Second Harmonic Generation (SHG) is a nonlinear optical phenomenon produced by materials with a non-centrosymmetric structure. The SHG signal originates when two excitation photons, with the same frequency, interact with the material, and are subsequently combined into a single emitted photon, with exactly double the original energy and frequency (half the wavelength). It is described as a nonlinear coherent scattering process, in which no energy is lost.
Several biological materials can produce SHG signal, including collagen, microtubule bundles, muscle myosin, and starch granules, meaning that these structures can be readily imaged with a specially designed microscope without staining. SHG microscopy offers several advantages for in situ imaging of biological samples, such as very low phototoxicity and photodamage, high axial and lateral resolution, and deep tissue penetration (several hundred microns).

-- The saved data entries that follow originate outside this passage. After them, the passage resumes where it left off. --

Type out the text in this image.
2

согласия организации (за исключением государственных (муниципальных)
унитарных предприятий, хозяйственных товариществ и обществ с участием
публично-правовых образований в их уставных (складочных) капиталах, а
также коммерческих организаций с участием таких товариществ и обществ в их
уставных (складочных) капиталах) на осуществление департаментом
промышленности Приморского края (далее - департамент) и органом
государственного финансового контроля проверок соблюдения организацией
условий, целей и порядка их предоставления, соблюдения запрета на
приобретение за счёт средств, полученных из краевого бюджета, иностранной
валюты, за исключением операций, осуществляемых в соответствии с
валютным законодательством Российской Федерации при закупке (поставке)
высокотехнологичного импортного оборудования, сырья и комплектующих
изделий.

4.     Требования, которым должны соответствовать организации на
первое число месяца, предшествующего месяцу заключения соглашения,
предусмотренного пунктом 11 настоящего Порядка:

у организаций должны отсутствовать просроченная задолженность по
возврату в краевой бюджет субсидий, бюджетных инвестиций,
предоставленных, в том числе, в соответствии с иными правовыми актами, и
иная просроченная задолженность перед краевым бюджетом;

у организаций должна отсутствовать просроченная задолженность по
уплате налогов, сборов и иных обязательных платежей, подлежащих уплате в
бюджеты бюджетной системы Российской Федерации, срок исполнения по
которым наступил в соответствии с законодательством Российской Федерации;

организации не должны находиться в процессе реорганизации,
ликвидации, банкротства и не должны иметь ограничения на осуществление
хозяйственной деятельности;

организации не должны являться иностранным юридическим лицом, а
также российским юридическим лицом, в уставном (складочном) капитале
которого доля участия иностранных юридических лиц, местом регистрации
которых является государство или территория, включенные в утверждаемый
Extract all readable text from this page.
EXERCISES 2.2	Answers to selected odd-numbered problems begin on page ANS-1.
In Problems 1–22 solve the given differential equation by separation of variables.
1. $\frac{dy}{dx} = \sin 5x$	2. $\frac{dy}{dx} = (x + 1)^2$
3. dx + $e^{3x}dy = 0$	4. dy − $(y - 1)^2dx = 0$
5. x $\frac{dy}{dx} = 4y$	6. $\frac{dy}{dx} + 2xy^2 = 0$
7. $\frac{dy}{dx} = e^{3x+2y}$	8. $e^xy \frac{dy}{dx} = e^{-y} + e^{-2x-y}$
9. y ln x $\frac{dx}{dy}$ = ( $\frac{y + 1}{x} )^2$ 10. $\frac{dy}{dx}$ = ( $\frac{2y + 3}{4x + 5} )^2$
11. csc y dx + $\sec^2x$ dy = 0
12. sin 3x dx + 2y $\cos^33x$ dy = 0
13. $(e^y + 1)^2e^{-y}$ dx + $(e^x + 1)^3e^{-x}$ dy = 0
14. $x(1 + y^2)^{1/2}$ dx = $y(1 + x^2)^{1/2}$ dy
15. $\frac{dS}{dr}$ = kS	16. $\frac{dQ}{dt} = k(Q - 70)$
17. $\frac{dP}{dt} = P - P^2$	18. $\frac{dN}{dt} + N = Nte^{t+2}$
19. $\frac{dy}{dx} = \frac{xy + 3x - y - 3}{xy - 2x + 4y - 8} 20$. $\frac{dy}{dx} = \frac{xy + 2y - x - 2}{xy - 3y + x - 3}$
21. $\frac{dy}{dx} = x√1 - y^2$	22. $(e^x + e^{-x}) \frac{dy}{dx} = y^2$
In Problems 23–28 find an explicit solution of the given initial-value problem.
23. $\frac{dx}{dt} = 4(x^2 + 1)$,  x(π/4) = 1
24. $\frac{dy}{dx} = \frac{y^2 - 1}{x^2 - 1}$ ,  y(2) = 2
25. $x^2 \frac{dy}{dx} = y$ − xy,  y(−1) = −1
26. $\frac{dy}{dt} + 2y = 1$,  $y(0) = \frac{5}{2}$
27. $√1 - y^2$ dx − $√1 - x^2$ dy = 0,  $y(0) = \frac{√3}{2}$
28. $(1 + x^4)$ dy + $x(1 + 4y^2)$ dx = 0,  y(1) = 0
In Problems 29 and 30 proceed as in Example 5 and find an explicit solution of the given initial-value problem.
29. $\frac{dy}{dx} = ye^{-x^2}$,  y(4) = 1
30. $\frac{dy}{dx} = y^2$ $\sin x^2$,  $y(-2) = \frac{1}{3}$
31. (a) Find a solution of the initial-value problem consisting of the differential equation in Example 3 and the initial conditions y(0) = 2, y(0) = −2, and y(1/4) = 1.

In MC², the Zeiss LSM880 confocal microscope is equipped with the necessary components to image SHG signals. The Spectra-Physics Insight DS+ multiphoton laser system is a near-IR Ti:Sapphire femtosecond pulsed laser, that can be freely tuned between 690-1300nm, offering both the excitation power and wavelengths required for SHG signal generation. In addition, the microscope is equipped with four external, non-descanned, detectors that allow the effective detection of the generated SHG signals in both the transmitted and reflective pathway, with high efficiency and minimal loss of signal.

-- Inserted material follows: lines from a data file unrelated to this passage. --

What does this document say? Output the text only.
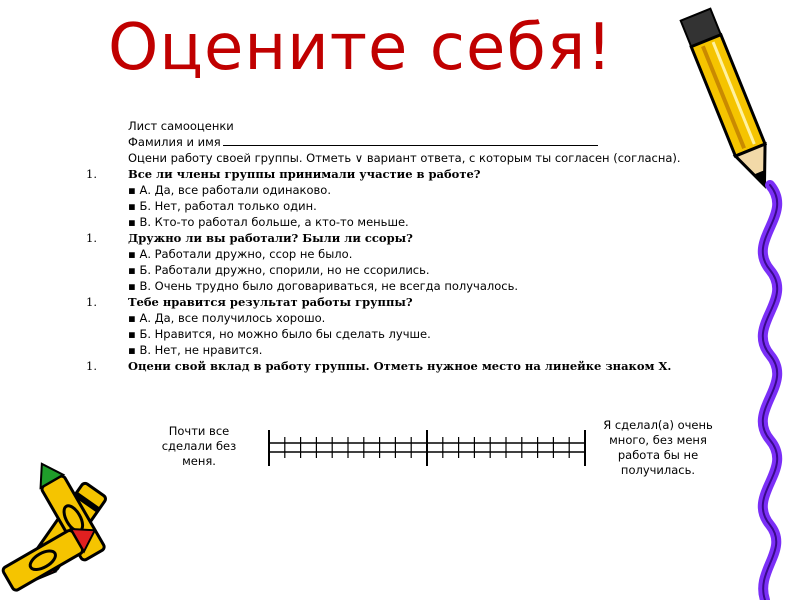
Оцените себя!
Лист самооценки
Фамилия и имя
Оцени работу своей группы. Отметь ∨ вариант ответа, с которым ты согласен (согласна).
1.	Все ли члены группы принимали участие в работе?
▪ А. Да, все работали одинаково.
▪ Б. Нет, работал только один.
▪ В. Кто-то работал больше, а кто-то меньше.
1.	Дружно ли вы работали? Были ли ссоры?
▪ А. Работали дружно, ссор не было.
▪ Б. Работали дружно, спорили, но не ссорились.
▪ В. Очень трудно было договариваться, не всегда получалось.
1.	Тебе нравится результат работы группы?
▪ А. Да, все получилось хорошо.
▪ Б. Нравится, но можно было бы сделать лучше.
▪ В. Нет, не нравится.
1.	Оцени свой вклад в работу группы. Отметь нужное место на линейке знаком Х.
Почти все сделали без меня.
Я сделал(а) очень много, без меня работа бы не получилась.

To showcase the robustness of the technique, we present in the image above some initial results from a trial to resolve the structure of collagen in swine menisci. Imaging was done at the thickest part of the meniscus. As we imaged deeper into the tissue, we observe that the orientation of the collagen fibrils change. Each image (A-C) is a maximum projection of 27-29 serial optical sections, covering a thickness of about 120μm. A, in the lower 120μm collagen shows a uniform orientation, with fibrils arranged in parallel to each other; B, a transitional zone, with fibrils in mixed orientation; C, collagen shows again uniform orientation, but the direction shows a 90° turn in comparison to A. As this is a work in progress, no definite conclusions can be drawn, but it is highly possible, that this change in the orientation of the collagen fibrils, act to strengthen the meniscus, which is known to attract and dampen significant forces within the knee.